Inferring the Halo Mass Function from Galaxy Clusters: Accuracy Limits Due to Redshift-Space Distortions

Measuring the abundance of dark matter halos as a function of mass – termed the halo mass function – allows us to constrain cosmological parameters of interest. One way to infer the halo mass function is through measuring the abundance of galaxy clusters as a function of optical richness in redshift surveys. However, redshift-space distortions cause errors in cluster-finding and thus place a fundamental limit on the accuracy of this method. In particular, the velocity dispersion of member galaxies stretches out a galaxy cluster in redshift-space along the line of sight, in what is known as the 'fingers-of-God' effect. The main focus of this thesis is to estimate the contribution of this effect to the accuracy limit of the cluster mass function measured from optically-selected galaxy clusters.
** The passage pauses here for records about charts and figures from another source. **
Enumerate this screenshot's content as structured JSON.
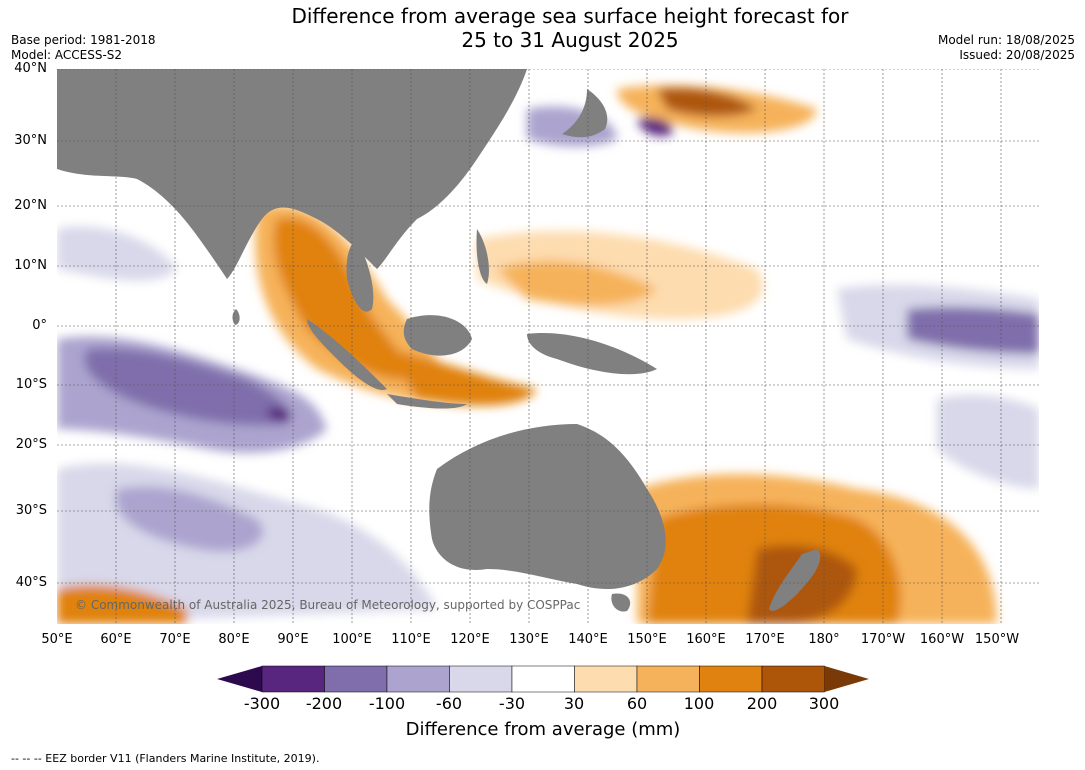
{
  "title_line1": "Difference from average sea surface height forecast for",
  "title_line2": "25 to 31 August 2025",
  "base_period": "Base period: 1981-2018",
  "model": "Model: ACCESS-S2",
  "model_run": "Model run: 18/08/2025",
  "issued": "Issued: 20/08/2025",
  "copyright": "© Commonwealth of Australia 2025, Bureau of Meteorology, supported by COSPPac",
  "lat_labels": [
    "40°N",
    "30°N",
    "20°N",
    "10°N",
    "0°",
    "10°S",
    "20°S",
    "30°S",
    "40°S"
  ],
  "lon_labels": [
    "50°E",
    "60°E",
    "70°E",
    "80°E",
    "90°E",
    "100°E",
    "110°E",
    "120°E",
    "130°E",
    "140°E",
    "150°E",
    "160°E",
    "170°E",
    "180°",
    "170°W",
    "160°W",
    "150°W"
  ],
  "colorbar": {
    "ticks": [
      "-300",
      "-200",
      "-100",
      "-60",
      "-30",
      "30",
      "60",
      "100",
      "200",
      "300"
    ],
    "colors": [
      "#2d0a4e",
      "#58267f",
      "#7f6eab",
      "#aca4cf",
      "#d8d8ea",
      "#ffffff",
      "#fddcaf",
      "#f6b25a",
      "#e0820f",
      "#ad560a",
      "#7a3a07"
    ],
    "title": "Difference from average (mm)"
  },
  "colors": {
    "land": "#808080",
    "ocean_neutral": "#ffffff"
  },
  "footer": "--  --  -- EEZ border V11 (Flanders Marine Institute, 2019)."
}
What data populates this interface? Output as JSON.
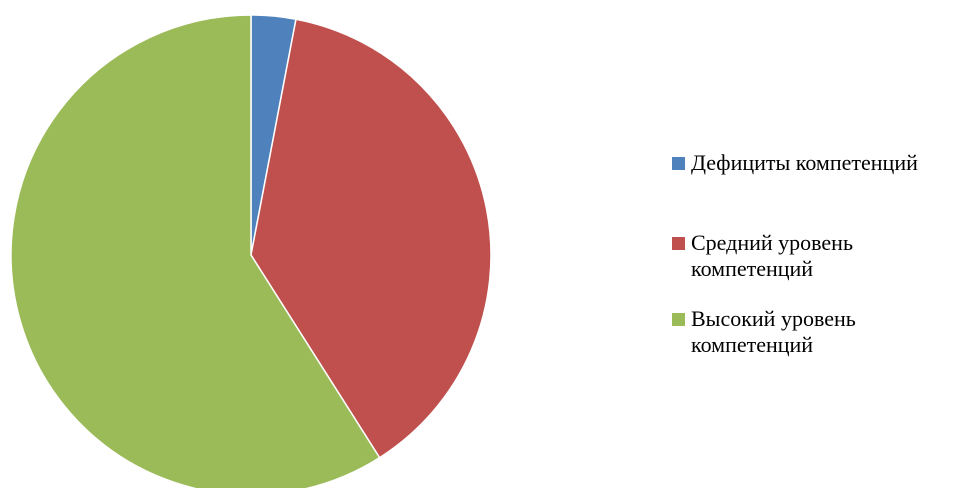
{
  "chart_data": {
    "type": "pie",
    "title": "",
    "slices": [
      {
        "label": "Дефициты компетенций",
        "value": 3,
        "color": "#4f81bd"
      },
      {
        "label": "Средний уровень компетенций",
        "value": 38,
        "color": "#c0504d"
      },
      {
        "label": "Высокий уровень компетенций",
        "value": 59,
        "color": "#9bbb59"
      }
    ],
    "legend_position": "right",
    "start_angle": "top",
    "direction": "clockwise"
  },
  "legend": {
    "items": [
      {
        "label": "Дефициты компетенций",
        "color": "#4f81bd"
      },
      {
        "label": "Средний уровень компетенций",
        "color": "#c0504d"
      },
      {
        "label": "Высокий уровень компетенций",
        "color": "#9bbb59"
      }
    ]
  }
}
This study uses Monte Carlo experiments to estimate the error rate in cluster-finding due to 'fingers-of-God' confusions in an idealized model. The trade-off between two types of error – fragmentation and overmerging – is studied in detail, and presented as an intermediate result. The model is then applied to a halo catalog from a cosmological simulation. Redshift-space confusions are found to tilt the measured halo mass function towards higher masses. Under the assumptions of our setup, the effects bias the best-fit cosmological parameters by a few percent, within the range that is relevant for inferring these parameters from upcoming surveys.